Why All Four Avatar Sequels Were Announced At Once (And Why They've Taken So Long)

This December we will finally be heading back to Pandora for "Avatar: The Way of Water." It has been 13 years since James Cameron's first film became the highest grossing film of all time worldwide, but he is not a director who will just fast track a sequel to capitalize on the success of something. No, Cameron takes his time. Seven years elapsed between his first and second "Terminator" movies. It took 12 after making the previous highest grossing film "Titanic" before "Avatar" hit the big screen. Few people have accrued as much power in Hollywood as James Cameron to do whatever he pleases, and he is going to do it on his own terms.

"Titanic" had the benefit of a definitive ending. I'm sure the studio would have loved to find a way to transform that massive hit into a franchise, but there isn't really anywhere to go. "Avatar" is a different story. James Cameron built this entire world in which to explore from scratch, and the prospect of expansion was too tantalizing to pass up, from future films to theme park attractions. But if you make something on the scale of "Avatar," you are not just going to make one more movie on an even bigger scale. You are going to make a saga.
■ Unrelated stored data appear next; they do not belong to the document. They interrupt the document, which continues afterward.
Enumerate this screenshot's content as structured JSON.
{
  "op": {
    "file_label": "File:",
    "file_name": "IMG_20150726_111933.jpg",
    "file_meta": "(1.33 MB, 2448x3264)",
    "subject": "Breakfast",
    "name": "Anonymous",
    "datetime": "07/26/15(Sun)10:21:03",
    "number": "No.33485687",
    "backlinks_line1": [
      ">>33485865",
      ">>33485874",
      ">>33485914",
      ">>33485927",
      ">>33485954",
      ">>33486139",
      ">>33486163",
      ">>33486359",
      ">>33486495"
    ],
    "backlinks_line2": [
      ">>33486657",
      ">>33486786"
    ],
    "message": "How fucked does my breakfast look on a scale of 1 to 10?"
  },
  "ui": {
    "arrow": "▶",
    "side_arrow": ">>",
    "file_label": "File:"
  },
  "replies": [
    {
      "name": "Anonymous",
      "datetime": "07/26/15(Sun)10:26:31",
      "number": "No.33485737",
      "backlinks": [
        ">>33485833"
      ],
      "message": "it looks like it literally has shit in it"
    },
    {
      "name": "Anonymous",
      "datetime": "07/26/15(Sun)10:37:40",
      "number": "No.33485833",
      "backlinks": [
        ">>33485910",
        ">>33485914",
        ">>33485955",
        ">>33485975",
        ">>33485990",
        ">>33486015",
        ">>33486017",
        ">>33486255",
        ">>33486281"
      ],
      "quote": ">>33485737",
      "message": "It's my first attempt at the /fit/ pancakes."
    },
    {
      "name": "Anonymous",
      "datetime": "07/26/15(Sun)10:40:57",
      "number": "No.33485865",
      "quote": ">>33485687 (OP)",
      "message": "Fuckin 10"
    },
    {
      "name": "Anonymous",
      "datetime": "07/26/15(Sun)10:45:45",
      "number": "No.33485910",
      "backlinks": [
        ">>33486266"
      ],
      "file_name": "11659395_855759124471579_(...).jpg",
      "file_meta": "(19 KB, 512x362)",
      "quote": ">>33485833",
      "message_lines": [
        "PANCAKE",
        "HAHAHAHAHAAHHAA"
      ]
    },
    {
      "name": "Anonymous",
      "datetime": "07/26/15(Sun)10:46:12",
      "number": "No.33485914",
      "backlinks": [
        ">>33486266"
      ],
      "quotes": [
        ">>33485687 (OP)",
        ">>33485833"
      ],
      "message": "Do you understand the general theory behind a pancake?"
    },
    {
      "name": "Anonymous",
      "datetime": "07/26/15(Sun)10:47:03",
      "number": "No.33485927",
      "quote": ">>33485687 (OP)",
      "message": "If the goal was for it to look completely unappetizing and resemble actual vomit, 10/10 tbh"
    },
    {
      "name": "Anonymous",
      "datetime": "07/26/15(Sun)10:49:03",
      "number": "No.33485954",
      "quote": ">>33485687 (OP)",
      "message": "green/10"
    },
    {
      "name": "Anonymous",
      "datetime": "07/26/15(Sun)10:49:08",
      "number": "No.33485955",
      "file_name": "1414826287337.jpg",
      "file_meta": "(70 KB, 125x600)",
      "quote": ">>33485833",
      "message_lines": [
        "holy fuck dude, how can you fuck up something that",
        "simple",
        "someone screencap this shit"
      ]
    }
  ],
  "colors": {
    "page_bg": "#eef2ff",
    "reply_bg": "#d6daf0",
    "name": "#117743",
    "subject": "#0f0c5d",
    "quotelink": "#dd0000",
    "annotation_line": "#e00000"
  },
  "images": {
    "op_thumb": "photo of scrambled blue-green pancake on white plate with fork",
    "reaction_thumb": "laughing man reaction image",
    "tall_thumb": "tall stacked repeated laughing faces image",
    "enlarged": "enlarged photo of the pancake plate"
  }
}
That is why we do not just have one "Avatar" film to look forward to in the future. We have four (though only two have been officially green lit). Cameron has not spent these past 13 years shooting "The Way of Water." He has devised a multi-chapter "Avatar" epic, and he wasn't going to do it any other way.

Sagas take time

There's obviously a lot of pressure on James Cameron to follow up the most successful film of all time, especially since he's already done it once. He had one of two options: either never touch "Avatar" again or make it the biggest thing imaginable. He chose the latter. In the August 2022 issue of Empire (on shelves July 7, 2022), he discusses arriving at this decision:

"I thought about it for a good two years before we finally made a deal ... What I said to the Fox regime at the time was, 'I'll do it, but we've got to play a larger game here. I don't want to just do a movie and then do a movie and do a movie. I want to tell a bigger story.'

For Cameron, the way to turn "Avatar" into a movie franchise was to treat it as a saga, developing a larger world that could be explored through several stories. This was no easy feat, however: 

I said, 'Imagine a series of novels like "The Lord of the Rings" existed, and we're adapting them.' Now, that was great in theory, but then I had to go and create the frickin' novels from which to adapt it.

Quality takes time

If you are looking to create a Tolkien-esque epic, you aren't going to be able to crank that out in six months. The writing process alone will take years, let alone developing all of the technology required to make these innovative pictures. Cameron said to Vanity Fair:

"The scripts took four years. You can call that a delay, but it's not really a delay because from the time we pushed the button to really go make the movies [until now], we're clicking along perfectly ... We weren't wasting time, we were putting it into tech development and design. So when all the scripts were approved, everything was designed. Every character, every creature, every setting."

So, if you think it's been too long since the first "Avatar," just remember all this time hasn't simply been for one movie. James Cameron is crafting a legend, and I, for one, want to see his vision displayed on that big of a canvas.